# Council Rebuffs Patrick On Parole Board Nominee



## kwflatbed (Dec 29, 2004)

*John Bocon Rejected By Council*

*BOSTON -- *Mass. Gov. Council rebuffs Patrick on nominee The Governor's Council has voted not to reappoint one of Gov. Deval Patrick's nominees to the state parole board just months after first approving the temporary nomination. 
By a 4-3 vote the council rejected Wednesday appointing former chief federal probation officer John Bocon to a full five year term. 
Bocon was among four Patrick nominees approved by the board in March. At the time, Lt. Gov. Timothy cast a tie-breaking vote.
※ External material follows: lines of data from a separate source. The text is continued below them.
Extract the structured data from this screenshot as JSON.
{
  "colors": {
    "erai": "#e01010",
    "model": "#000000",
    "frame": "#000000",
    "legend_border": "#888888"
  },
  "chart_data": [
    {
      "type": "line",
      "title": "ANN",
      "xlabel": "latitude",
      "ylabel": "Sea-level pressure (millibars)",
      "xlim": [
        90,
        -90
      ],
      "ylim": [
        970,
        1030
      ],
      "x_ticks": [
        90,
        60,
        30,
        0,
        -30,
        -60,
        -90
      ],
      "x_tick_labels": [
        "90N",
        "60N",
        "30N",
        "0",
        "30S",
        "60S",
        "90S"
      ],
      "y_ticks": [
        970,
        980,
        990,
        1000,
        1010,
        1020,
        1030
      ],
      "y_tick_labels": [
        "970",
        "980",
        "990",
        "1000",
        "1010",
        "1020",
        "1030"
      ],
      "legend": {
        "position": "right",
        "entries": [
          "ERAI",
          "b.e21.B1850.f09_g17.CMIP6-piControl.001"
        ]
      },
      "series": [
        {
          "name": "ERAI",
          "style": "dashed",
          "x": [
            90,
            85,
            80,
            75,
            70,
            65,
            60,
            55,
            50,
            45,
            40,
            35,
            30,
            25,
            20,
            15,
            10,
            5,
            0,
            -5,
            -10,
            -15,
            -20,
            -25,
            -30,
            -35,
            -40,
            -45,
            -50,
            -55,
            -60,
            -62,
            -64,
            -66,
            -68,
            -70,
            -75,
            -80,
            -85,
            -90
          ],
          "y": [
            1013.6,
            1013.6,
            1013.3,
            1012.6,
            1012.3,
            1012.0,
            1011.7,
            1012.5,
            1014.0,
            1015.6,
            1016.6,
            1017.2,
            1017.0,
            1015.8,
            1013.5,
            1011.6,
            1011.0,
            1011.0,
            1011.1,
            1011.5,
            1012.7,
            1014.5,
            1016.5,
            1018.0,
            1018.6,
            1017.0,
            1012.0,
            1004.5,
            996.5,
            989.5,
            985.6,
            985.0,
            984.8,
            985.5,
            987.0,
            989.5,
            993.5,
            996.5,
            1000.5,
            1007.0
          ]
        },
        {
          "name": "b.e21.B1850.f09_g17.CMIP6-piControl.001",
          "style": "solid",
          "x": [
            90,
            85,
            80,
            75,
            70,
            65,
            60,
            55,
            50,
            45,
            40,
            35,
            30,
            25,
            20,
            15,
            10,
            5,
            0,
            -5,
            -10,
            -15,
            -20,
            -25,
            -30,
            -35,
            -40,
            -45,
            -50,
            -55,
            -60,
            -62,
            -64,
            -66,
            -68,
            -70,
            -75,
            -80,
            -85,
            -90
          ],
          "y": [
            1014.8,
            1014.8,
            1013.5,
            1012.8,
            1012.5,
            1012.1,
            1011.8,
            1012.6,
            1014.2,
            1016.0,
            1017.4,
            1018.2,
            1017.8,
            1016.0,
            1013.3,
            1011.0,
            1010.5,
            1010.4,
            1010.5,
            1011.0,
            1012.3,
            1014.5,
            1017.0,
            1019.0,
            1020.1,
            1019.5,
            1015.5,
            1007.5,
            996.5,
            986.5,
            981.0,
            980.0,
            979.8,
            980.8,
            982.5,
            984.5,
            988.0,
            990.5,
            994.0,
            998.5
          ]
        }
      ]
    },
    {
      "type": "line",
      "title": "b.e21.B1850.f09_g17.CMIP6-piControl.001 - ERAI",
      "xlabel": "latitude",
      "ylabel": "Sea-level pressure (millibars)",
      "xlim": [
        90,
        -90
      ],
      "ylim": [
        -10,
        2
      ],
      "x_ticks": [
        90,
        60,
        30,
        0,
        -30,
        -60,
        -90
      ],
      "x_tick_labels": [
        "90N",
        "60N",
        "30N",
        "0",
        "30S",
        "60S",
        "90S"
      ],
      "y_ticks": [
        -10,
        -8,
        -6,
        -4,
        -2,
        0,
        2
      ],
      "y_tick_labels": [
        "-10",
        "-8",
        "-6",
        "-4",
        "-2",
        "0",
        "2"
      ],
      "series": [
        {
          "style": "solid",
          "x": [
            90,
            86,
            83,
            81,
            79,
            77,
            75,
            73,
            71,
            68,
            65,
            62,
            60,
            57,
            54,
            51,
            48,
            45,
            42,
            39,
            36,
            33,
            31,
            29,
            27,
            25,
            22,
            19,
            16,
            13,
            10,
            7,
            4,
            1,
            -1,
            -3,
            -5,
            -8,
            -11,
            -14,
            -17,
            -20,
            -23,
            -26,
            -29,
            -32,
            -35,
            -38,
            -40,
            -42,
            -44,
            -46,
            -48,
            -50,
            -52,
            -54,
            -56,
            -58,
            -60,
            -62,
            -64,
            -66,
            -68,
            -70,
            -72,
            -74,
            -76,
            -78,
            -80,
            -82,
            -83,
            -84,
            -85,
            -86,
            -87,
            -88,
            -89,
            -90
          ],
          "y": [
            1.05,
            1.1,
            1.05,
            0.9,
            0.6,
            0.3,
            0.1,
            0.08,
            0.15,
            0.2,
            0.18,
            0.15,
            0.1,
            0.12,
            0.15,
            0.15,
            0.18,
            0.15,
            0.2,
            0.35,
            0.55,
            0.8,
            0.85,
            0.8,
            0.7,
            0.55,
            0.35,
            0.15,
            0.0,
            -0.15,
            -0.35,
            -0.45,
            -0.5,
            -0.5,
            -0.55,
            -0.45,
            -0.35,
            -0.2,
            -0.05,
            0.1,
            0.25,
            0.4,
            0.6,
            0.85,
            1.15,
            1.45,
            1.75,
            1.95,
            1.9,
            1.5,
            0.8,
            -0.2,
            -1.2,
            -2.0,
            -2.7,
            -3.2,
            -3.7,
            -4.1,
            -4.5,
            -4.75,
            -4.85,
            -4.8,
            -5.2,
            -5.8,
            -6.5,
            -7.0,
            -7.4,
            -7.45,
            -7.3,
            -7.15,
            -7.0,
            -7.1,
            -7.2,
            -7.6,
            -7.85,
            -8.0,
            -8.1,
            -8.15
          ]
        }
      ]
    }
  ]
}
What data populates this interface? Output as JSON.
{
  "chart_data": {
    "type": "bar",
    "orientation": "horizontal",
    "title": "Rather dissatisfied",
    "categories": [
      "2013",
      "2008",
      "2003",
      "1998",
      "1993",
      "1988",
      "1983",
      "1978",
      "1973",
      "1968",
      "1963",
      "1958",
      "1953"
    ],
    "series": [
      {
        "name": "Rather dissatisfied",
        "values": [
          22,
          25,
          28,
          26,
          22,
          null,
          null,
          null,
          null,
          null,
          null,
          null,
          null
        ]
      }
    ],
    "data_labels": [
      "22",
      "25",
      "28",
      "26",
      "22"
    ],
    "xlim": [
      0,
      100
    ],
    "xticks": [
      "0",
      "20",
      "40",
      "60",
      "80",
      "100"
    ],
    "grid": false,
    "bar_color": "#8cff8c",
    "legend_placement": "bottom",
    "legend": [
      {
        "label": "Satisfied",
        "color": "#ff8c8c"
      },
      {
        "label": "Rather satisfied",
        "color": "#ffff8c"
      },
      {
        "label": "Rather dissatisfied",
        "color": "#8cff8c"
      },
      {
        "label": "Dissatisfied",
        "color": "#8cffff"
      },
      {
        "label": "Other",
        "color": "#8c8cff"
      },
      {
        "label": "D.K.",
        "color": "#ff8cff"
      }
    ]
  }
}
Read more: Council Rebuffs Patrick On Parole Board Nominee - Boston News Story - WCVB Boston​


----------



## Guest (Jun 8, 2011)

Wow. The Governors Council actually is an effective entity from colonial times.

Sent from my ADR6300


----------



## PPD54 (Apr 28, 2011)

And the LT Governor casting the tie breaker.....I wonder what was up?


----------



## rg1283 (Sep 14, 2005)

The Lt. Governor I think at the time was filling in for Deval who was "away" that day or by state law is tie breaking vote.

Nominate me.

My platform is this if your a criminal and messed up so badly that some liberal judge sentenced you to State Prison then you should be ineligible for parole. I would vote NO for parole on everyone.


----------